Who remembers the Mod look? Blue or green eyeshadow, Twiggy eyelashes? Skincare was pretty much soap and water followed by toner and then a slathering of your mother’s Nivea or Ponds cold cream. Ah, those were the teenage beauty standards of the 60’s.

Now that boomers are older, it’s hard for us to turn on the TV or open a magazine without being hit by the pressure to look younger, defy wrinkles and cover those grey hairs. In a world where anti-aging potions fly off the shelves and filters distort reality, it’s easy to succumb to the pressure to defy aging at any cost. The rise of what some call “Sephora kids” highlights a concerning trend among young people: an obsession with maintaining eternal youth. But what drives this fixation, and what are the consequences?
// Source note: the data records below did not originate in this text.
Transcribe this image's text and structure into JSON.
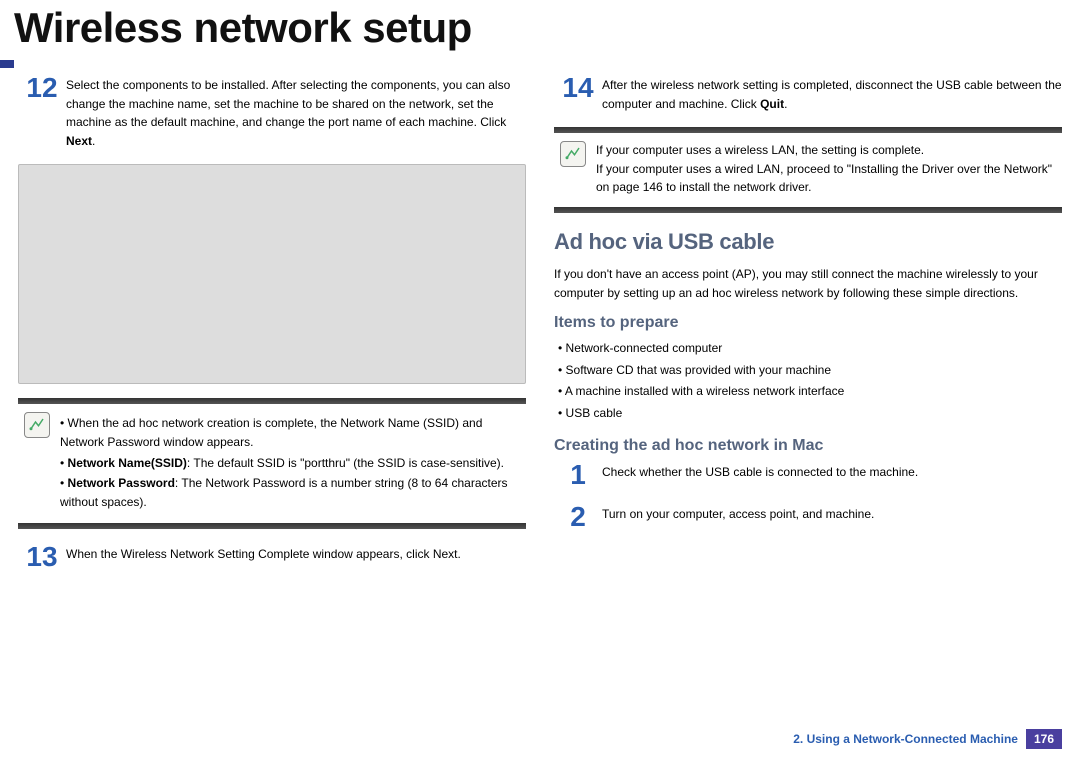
{
  "header": {
    "title": "Wireless network setup"
  },
  "left": {
    "step12_num": "12",
    "step12_text": "Select the components to be installed. After selecting the components, you can also change the machine name, set the machine to be shared on the network, set the machine as the default machine, and change the port name of each machine. Click ",
    "step12_bold": "Next",
    "step12_end": ".",
    "note1_intro": "When the ad hoc network creation is complete, the Network Name (SSID) and Network Password window appears.",
    "note1_bullet1_label": "Network Name(SSID)",
    "note1_bullet1_text": ": The default SSID is \"portthru\" (the SSID is case-sensitive).",
    "note1_bullet2_label": "Network Password",
    "note1_bullet2_text": ": The Network Password is a number string (8 to 64 characters without spaces).",
    "step13_num": "13",
    "step13_text": "When the Wireless Network Setting Complete window appears, click Next."
  },
  "right": {
    "step14_num": "14",
    "step14_text": "After the wireless network setting is completed, disconnect the USB cable between the computer and machine. Click ",
    "step14_bold": "Quit",
    "step14_end": ".",
    "note2_line1": "If your computer uses a wireless LAN, the setting is complete.",
    "note2_line2": "If your computer uses a wired LAN, proceed to \"Installing the Driver over the Network\" on page 146 to install the network driver.",
    "note2_ref": "page 146",
    "h1": "Ad hoc via USB cable",
    "adhoc_para": "If you don't have an access point (AP), you may still connect the machine wirelessly to your computer by setting up an ad hoc wireless network by following these simple directions.",
    "h2a": "Items to prepare",
    "items": [
      "Network-connected computer",
      "Software CD that was provided with your machine",
      "A machine installed with a wireless network interface",
      "USB cable"
    ],
    "h2b": "Creating the ad hoc network in Mac",
    "step1_num": "1",
    "step1_text": "Check whether the USB cable is connected to the machine.",
    "step2_num": "2",
    "step2_text": "Turn on your computer, access point, and machine."
  },
  "footer": {
    "chapter": "2.  Using a Network-Connected Machine",
    "page": "176"
  }
}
Historically, beauty marketing has targeted older demographics with anti-aging products, leaving younger generations largely untouched by the quest for eternal youth. However, the advent of social media has blurred these lines, exposing teens to influencers who openly endorse anti-aging treatments. As a result, teenagers today are more likely to invest in products once reserved for older generations.

The prevalence of photo editing tools and filters that claim to ‘show’ them what they will look like as they age further perpetuates unrealistic beauty standards, leading to self-objectification and body dysmorphia, particularly among impressionable teens. Social media exacerbates these issues, amplifying insecurities and shaping self-perception based on external validation.

But beyond the superficial concerns lie deeper implications. The societal fear of aging perpetuates ageism, leading to discrimination and marginalization of older adults. Research shows that ageism not only affects self-esteem but also influences workplace dynamics, relationships and even contributes to elder abuse.

It’s time to challenge these ingrained attitudes and redefine beauty beyond youthfulness. Rather than succumbing to societal pressures, we must celebrate the beauty that come with age. The wisdom seen by looking into eyes that have witnessed life experiences, the lines around those eyes that I prefer to think of as a reminder of many smiles and even the grey hair that, when we finally give into it, can be cared for and styled beautifully. Instead of investing in anti-aging products, let’s invest in practices that support older adults and foster intergenerational connections with greater positivity.